Libya’s Arabian Gulf Oil Company (AGOCO), a subsidiary of the National Oil Corporation, has increased its oil production to 261,000 barrels a day which is 50,000 barrels a day more than last week’s output, said spokesperson Omran al-Zwai on Monday.
“This is the lifeline for the Libyan people, that more money comes into the coffers of the central bank in order to improve the imports and to finance salaries and other basic needs and services for the population,” Kobler said.
In his address, Kobler also commented on the everyday life conditions of Libyans, “what should be a wealthy and developed country is increasingly struggling with providing basic services to its people… The continuing political and military instability is impacting heavily on the economy.”
The issue of women and youth was also raised by the UN envoy when he said “that on 8th of September the Presidency Council established a Women’s Support and Empowerment Unit.”

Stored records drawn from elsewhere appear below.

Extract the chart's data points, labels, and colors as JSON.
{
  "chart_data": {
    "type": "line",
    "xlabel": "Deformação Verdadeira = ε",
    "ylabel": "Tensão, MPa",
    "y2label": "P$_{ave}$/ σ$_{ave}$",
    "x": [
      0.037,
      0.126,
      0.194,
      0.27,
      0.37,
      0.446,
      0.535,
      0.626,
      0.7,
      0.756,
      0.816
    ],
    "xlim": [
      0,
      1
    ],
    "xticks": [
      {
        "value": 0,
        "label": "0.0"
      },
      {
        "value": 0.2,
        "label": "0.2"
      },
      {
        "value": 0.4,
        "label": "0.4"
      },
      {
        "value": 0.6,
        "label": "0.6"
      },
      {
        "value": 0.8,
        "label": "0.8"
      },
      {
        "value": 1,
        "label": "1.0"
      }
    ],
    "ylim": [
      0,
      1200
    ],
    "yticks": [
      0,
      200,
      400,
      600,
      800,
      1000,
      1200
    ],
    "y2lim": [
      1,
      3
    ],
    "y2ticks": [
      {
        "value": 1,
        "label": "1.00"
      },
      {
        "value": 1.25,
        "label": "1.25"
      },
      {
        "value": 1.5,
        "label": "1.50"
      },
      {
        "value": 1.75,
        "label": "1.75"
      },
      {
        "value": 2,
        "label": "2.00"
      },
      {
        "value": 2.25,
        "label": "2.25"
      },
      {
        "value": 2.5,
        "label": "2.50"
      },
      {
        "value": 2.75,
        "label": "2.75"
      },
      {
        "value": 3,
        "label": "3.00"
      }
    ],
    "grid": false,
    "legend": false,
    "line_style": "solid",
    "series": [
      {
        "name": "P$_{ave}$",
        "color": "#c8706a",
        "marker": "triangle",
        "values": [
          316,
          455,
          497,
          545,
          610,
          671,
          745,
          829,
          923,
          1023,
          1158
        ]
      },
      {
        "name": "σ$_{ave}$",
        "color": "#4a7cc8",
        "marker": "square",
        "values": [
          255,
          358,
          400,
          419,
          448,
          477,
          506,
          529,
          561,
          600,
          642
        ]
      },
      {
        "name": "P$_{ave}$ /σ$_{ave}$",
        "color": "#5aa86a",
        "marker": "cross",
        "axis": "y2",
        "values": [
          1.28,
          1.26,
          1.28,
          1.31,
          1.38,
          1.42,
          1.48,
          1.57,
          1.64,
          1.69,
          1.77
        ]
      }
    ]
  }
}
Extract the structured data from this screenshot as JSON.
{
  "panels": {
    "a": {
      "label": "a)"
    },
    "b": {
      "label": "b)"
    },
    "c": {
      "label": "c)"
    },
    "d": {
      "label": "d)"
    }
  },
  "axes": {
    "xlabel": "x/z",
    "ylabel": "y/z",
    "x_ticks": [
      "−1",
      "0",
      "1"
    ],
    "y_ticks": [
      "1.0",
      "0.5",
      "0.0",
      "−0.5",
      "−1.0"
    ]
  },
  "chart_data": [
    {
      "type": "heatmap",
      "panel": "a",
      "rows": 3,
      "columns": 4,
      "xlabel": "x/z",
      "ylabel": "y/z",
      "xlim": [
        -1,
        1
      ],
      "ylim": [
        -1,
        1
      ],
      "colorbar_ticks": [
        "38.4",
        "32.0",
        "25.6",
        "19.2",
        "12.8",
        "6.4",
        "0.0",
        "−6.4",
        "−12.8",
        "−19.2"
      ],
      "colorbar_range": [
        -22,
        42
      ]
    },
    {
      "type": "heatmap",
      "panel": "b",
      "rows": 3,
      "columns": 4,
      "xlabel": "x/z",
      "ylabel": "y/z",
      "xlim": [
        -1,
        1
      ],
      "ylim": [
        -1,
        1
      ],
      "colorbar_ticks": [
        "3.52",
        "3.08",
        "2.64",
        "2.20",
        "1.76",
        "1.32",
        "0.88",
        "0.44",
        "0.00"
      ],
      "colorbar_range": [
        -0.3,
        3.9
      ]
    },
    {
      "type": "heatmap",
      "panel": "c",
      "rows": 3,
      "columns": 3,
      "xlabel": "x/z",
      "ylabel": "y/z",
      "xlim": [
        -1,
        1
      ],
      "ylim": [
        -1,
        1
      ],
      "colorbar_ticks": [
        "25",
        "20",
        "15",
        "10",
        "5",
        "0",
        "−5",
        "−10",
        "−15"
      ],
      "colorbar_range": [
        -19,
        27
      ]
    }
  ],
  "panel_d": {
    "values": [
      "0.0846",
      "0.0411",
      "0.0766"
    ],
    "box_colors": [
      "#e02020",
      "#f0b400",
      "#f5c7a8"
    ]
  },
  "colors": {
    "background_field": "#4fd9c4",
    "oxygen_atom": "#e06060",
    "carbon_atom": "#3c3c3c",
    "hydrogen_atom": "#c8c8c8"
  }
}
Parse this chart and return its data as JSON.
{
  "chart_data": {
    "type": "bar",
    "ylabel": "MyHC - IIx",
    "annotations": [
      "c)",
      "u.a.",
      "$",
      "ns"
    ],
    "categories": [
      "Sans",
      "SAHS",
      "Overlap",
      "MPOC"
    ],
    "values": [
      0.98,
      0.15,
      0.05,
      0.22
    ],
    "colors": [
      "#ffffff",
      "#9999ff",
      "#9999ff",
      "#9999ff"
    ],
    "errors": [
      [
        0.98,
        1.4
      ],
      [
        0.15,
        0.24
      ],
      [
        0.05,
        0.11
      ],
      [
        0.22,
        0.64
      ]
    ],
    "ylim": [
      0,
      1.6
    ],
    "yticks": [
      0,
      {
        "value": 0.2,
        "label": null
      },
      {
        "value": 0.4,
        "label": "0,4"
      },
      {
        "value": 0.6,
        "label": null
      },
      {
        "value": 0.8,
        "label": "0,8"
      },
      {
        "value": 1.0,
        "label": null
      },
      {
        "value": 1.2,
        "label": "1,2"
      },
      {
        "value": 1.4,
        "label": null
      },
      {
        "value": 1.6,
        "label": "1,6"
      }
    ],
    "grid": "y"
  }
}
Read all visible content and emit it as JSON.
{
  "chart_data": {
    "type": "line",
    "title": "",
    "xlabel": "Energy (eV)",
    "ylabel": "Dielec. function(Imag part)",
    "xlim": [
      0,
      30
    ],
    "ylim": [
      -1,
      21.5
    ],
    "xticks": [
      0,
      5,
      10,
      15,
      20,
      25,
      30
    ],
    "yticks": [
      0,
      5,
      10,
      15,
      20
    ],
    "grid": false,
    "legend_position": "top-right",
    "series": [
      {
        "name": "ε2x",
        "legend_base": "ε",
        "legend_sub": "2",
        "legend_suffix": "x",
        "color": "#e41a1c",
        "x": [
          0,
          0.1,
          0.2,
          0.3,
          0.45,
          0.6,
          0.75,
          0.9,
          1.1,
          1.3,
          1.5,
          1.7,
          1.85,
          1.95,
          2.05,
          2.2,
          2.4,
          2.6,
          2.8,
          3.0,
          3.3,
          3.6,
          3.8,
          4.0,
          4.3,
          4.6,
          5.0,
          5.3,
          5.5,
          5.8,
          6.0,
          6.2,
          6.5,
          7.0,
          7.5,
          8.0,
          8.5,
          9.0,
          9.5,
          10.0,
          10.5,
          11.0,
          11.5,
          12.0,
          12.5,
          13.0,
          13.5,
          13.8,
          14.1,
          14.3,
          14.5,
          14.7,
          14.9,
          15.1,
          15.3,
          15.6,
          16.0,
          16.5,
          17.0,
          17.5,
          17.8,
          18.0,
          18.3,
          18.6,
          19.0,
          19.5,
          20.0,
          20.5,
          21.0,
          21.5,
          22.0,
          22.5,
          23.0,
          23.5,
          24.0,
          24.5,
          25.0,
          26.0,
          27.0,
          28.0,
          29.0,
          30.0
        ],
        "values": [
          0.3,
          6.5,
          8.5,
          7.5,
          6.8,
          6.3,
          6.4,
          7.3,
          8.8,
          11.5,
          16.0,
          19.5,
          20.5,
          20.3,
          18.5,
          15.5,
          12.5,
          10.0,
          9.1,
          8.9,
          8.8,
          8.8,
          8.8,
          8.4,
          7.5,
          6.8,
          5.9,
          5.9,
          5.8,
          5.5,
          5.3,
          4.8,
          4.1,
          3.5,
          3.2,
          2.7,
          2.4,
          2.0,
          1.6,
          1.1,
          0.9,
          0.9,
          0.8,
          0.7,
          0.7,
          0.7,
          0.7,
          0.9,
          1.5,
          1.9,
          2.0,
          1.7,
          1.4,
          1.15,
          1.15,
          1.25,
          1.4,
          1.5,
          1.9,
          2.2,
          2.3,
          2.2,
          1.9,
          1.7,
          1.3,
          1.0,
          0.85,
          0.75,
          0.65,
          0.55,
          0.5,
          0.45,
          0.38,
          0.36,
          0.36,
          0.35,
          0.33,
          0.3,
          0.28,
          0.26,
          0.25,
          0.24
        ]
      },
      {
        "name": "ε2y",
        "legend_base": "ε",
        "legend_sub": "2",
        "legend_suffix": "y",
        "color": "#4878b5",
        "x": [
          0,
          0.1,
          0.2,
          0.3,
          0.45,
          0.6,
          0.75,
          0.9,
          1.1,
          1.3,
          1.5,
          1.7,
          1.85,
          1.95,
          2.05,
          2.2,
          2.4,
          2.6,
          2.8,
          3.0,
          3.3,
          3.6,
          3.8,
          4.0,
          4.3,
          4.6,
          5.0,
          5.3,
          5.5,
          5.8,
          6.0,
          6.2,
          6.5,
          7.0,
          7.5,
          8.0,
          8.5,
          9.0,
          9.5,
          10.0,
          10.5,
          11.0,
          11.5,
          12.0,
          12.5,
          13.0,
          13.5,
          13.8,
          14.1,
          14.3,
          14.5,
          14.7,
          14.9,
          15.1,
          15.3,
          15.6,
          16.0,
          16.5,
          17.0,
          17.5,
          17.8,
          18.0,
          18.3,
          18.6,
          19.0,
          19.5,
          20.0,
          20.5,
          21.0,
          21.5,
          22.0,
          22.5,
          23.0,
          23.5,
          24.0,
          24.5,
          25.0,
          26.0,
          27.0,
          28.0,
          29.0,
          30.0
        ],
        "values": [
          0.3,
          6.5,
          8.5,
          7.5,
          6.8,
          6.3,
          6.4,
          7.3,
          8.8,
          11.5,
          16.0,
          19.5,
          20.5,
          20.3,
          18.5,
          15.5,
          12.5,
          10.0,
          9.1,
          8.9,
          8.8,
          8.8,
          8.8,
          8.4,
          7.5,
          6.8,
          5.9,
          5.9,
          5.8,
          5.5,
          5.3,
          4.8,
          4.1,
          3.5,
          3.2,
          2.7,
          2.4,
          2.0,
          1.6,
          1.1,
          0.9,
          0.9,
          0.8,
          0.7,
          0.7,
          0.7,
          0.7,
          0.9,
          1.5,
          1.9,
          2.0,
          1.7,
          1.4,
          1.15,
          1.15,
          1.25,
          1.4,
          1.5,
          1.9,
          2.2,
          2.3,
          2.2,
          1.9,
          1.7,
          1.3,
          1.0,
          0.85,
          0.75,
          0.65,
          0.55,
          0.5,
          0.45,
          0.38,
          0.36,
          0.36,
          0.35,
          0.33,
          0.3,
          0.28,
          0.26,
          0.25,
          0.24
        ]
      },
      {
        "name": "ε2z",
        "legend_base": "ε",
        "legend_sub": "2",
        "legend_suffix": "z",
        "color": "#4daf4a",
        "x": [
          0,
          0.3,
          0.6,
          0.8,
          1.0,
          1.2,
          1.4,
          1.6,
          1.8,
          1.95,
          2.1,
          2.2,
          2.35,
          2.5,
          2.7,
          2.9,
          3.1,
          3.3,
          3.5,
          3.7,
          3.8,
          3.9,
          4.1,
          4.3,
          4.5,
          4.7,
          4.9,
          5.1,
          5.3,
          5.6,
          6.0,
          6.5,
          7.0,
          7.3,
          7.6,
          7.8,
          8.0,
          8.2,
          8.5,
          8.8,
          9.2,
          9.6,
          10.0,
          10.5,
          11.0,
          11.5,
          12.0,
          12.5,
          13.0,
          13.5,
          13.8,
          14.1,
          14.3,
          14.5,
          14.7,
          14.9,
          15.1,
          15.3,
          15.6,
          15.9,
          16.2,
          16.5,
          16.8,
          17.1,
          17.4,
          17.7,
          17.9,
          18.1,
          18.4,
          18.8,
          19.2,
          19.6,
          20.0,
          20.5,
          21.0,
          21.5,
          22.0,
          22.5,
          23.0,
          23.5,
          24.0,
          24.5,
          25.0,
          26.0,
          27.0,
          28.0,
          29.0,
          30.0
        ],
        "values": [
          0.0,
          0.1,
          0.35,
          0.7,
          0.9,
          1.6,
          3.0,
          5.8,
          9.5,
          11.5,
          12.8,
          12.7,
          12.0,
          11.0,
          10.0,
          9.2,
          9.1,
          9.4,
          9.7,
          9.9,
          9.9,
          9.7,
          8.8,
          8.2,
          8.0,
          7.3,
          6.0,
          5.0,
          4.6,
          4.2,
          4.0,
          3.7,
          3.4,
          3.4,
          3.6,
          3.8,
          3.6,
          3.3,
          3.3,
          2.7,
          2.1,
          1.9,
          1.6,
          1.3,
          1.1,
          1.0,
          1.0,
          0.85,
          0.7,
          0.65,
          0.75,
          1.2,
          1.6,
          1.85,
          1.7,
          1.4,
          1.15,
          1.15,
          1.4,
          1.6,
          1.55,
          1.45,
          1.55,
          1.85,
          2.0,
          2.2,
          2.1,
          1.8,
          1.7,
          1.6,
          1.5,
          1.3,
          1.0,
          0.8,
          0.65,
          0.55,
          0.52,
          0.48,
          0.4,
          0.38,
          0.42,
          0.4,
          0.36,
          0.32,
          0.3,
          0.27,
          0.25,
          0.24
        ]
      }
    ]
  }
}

Kobler called on the Libyan authorities to involve and engage with “young people and women (who) together have a two thirds majority in Libya, however they still do not have a voice.”
“The multiple armed conflicts raging in Libya continue to directly impact the lives of civilians.”
Kobler also confirmed that in Benghazi over 100 families are stuck in Ganfouda, unable to flee the violence in the city. They are “facing constant bombing and shortages of food, medical care and electricity,” explained the UN representative.
From March to August, the UN reported that “287 civilian casualties, including 141 deaths and 146 injuries,” across Libya. Kobler explained that these are the statistics that were verified by the UN and that the actual numbers are much higher.
Libya needs to act soon and assign the responsibility of overseeing “justice issues, in the absence of an acting minister of justice” in order to keep the country from falling into further chaos, warned the UN envoy.
“Peace will only be sustainable if forged by the Libyans,” said Kobler. “National reconciliation has to start now.”